セコナ対策はしていたと思いますし、試合を通してはある程度対応できていたのかもしれません。
しかし、結果として4トライもとられているということはやはり十分では無かったということです。
常々思いますがこのあたりが関東の強豪チームとの違いなのでしょう。自らの強みを生かすことも重要ですが、相手の強みを消すことも同等かそれ以上に重要といえます。
この点を改善できなければ今後も大学選手権4強以上は難しいような気がしますが、同志社は当面変わることはなさそうです。
なかなか悩ましいです。
次戦は11月1日の京産戦です。
京産は摂南、立命に連敗していますが、前節の関大に続き今回、同志社を破った近大に勝利するなど徐々に調子をあげてきています。

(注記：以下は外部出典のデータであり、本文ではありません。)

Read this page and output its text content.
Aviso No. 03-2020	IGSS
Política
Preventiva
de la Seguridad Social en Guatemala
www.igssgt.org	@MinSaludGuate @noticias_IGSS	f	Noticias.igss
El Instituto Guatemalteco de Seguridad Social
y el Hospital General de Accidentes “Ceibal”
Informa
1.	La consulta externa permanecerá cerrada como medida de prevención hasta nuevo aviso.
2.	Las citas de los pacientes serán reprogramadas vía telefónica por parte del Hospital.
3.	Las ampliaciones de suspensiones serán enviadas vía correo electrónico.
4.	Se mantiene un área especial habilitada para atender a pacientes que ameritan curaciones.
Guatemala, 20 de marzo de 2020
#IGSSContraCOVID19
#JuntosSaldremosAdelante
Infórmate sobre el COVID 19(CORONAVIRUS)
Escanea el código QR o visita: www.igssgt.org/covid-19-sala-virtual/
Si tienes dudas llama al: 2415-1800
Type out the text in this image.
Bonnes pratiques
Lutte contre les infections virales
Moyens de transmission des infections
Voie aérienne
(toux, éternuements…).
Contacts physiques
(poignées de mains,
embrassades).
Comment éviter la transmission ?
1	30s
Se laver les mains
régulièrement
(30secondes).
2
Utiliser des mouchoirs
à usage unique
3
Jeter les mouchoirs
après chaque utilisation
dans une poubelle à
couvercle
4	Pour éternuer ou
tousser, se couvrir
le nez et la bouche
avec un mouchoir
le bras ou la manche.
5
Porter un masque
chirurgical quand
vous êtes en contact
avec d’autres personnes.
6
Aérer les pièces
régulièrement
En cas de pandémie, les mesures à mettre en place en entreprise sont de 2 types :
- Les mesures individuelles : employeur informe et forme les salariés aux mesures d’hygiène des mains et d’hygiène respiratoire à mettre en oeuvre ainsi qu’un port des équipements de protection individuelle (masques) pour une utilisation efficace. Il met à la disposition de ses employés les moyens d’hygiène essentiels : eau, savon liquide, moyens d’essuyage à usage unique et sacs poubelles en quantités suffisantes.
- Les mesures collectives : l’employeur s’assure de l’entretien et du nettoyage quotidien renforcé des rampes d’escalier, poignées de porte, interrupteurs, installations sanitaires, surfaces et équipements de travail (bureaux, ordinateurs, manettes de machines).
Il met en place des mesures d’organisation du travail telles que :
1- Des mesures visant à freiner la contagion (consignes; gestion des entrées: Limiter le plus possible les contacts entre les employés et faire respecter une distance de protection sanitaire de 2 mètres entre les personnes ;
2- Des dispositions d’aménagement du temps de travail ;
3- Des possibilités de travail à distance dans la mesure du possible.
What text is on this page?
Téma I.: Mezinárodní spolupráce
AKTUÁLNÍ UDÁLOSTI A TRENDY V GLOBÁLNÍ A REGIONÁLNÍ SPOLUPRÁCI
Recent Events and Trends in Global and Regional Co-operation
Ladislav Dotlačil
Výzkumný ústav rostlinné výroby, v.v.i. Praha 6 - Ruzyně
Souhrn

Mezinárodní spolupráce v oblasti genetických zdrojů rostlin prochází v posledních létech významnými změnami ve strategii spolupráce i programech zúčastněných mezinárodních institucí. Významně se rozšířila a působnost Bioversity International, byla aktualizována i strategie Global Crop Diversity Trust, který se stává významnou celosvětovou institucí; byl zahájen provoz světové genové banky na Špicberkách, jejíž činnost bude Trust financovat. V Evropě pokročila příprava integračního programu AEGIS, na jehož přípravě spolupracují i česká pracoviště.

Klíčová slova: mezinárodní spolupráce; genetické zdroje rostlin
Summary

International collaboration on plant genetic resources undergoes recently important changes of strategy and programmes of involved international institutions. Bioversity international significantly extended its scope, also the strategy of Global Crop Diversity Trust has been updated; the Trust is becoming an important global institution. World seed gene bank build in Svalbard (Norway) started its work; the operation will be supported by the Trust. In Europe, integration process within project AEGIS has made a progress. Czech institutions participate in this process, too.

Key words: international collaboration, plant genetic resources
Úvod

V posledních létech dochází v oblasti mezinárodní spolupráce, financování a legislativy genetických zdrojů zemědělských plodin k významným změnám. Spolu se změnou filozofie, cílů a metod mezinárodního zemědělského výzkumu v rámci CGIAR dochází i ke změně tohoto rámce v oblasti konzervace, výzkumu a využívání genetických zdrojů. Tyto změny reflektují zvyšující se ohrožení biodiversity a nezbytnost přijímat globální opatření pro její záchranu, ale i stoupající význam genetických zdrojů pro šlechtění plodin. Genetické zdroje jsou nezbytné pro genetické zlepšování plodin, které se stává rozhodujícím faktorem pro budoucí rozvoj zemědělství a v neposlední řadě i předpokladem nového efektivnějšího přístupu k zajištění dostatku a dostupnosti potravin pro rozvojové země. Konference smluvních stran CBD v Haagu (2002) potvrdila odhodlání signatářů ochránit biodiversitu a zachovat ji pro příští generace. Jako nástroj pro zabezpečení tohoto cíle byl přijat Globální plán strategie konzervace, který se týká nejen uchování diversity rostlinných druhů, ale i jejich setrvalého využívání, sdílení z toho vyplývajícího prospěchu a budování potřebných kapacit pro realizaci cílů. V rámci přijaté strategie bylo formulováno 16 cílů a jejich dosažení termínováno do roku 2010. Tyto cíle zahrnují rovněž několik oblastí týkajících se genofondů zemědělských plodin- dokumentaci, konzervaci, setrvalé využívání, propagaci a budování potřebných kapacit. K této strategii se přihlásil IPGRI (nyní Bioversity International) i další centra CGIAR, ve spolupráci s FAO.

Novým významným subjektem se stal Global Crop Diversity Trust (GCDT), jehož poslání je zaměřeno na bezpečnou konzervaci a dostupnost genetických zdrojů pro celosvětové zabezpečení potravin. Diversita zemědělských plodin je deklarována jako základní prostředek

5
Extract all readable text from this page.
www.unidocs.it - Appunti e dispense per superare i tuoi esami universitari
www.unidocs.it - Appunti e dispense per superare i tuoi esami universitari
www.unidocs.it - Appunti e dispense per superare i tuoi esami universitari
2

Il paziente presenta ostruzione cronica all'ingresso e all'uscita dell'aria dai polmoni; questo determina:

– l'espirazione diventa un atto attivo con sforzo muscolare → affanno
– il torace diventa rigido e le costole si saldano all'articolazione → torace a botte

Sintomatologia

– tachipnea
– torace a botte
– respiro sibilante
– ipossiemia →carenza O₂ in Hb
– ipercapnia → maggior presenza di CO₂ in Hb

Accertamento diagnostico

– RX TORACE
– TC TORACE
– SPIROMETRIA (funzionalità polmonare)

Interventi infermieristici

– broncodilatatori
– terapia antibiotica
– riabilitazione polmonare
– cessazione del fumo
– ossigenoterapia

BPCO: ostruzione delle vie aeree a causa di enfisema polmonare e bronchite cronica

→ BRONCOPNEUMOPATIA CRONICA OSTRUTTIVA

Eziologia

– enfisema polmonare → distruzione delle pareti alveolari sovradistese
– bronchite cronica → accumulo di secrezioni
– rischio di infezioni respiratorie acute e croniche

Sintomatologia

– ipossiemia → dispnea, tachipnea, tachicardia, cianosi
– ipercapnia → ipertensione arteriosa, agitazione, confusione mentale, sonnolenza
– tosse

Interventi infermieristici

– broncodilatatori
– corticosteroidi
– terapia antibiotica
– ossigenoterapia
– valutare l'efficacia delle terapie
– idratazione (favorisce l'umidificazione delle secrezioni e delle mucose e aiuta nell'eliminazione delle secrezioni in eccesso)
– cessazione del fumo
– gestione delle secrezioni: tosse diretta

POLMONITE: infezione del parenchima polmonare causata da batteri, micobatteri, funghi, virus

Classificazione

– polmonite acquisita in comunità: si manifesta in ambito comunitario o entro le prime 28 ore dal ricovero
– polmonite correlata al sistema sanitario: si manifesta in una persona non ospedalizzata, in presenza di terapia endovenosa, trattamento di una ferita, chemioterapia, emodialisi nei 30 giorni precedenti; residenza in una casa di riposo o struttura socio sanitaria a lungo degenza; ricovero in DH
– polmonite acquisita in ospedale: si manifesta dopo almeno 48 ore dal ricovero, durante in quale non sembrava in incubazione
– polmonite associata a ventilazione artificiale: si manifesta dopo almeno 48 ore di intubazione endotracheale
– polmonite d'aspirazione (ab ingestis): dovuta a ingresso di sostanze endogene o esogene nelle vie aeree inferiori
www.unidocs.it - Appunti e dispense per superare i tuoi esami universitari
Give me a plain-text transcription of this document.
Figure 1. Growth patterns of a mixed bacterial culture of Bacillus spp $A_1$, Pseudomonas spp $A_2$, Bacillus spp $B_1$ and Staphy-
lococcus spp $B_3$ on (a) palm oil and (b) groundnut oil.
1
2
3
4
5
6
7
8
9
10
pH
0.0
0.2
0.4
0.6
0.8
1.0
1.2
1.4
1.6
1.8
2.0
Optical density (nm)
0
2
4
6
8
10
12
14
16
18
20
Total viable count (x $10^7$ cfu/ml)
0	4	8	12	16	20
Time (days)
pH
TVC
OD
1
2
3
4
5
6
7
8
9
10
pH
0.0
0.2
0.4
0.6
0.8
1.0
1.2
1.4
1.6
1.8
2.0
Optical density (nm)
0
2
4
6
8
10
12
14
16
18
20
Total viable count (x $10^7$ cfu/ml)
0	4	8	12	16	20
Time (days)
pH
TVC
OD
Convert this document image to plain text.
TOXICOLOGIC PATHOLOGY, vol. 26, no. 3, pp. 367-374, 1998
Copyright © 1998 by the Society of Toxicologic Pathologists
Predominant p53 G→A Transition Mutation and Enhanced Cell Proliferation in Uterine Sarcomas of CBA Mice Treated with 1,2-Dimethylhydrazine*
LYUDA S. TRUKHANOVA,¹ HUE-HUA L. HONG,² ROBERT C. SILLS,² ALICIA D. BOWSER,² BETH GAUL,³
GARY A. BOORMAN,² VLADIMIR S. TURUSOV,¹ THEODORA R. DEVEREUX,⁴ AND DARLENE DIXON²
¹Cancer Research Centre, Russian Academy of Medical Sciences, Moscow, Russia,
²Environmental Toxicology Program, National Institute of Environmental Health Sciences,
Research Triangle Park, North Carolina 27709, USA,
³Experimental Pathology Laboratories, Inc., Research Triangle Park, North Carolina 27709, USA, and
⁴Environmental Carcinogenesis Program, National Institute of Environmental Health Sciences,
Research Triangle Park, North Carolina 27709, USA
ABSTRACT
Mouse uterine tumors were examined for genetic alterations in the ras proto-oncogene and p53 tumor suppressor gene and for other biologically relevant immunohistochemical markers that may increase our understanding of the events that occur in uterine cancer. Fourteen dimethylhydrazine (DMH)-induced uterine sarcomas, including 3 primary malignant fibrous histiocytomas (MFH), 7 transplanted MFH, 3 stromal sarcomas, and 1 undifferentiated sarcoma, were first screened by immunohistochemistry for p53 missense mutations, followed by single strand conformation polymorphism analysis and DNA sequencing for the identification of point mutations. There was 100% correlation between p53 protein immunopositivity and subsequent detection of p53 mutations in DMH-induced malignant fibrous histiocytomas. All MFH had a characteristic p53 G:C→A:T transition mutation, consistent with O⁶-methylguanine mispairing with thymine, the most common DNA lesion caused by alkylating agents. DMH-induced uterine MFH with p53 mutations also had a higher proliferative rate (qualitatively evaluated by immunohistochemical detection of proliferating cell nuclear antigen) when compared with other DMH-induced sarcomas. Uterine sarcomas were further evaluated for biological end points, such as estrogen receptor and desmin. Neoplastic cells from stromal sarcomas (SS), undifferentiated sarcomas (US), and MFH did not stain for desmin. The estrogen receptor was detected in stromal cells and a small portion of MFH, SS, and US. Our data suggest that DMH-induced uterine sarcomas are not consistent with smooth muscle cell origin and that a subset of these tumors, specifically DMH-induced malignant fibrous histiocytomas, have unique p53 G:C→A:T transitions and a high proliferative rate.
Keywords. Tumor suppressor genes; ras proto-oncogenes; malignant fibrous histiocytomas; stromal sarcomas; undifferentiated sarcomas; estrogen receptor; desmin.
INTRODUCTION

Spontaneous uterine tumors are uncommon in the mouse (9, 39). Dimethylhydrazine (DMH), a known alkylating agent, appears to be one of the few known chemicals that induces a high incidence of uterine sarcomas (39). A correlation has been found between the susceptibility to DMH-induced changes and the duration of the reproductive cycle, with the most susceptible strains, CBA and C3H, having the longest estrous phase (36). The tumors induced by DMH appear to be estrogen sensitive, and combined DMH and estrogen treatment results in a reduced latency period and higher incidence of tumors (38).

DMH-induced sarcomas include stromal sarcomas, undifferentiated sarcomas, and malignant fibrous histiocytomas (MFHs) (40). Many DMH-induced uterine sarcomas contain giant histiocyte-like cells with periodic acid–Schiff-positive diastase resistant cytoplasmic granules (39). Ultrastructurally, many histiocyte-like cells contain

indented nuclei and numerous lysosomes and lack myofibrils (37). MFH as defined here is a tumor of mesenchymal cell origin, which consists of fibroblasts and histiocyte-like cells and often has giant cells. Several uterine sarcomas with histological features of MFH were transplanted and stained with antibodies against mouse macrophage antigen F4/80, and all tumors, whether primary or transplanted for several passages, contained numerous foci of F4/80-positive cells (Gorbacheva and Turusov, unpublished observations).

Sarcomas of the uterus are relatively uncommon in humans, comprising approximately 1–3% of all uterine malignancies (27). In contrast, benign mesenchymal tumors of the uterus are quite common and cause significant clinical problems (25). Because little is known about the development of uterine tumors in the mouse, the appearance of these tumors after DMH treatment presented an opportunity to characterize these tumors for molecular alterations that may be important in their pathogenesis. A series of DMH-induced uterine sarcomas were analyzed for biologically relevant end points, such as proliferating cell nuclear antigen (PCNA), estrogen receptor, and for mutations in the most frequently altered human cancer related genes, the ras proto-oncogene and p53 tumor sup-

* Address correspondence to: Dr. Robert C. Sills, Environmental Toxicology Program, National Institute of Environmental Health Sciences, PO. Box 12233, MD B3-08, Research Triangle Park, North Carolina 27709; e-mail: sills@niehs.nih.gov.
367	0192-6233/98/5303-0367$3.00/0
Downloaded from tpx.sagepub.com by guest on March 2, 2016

選手層が薄く、やりくりがなかなか厳しいようですがもともとそのような状況でも実績を作ってきたチームです。苦戦が予想されていた昨シーズンも2位と結果を残しています。
今季は昨シーズン以上に厳しいといわれているようですが、ここまで2勝2敗と何とか踏ん張っています。
同志社が負けることはないと思いますが、しぶとく粘り強い試合運びをしてくる京産です。
油断は禁物です。
集中力を高め、次戦もしっかりと勝ち切ってもらいたいです。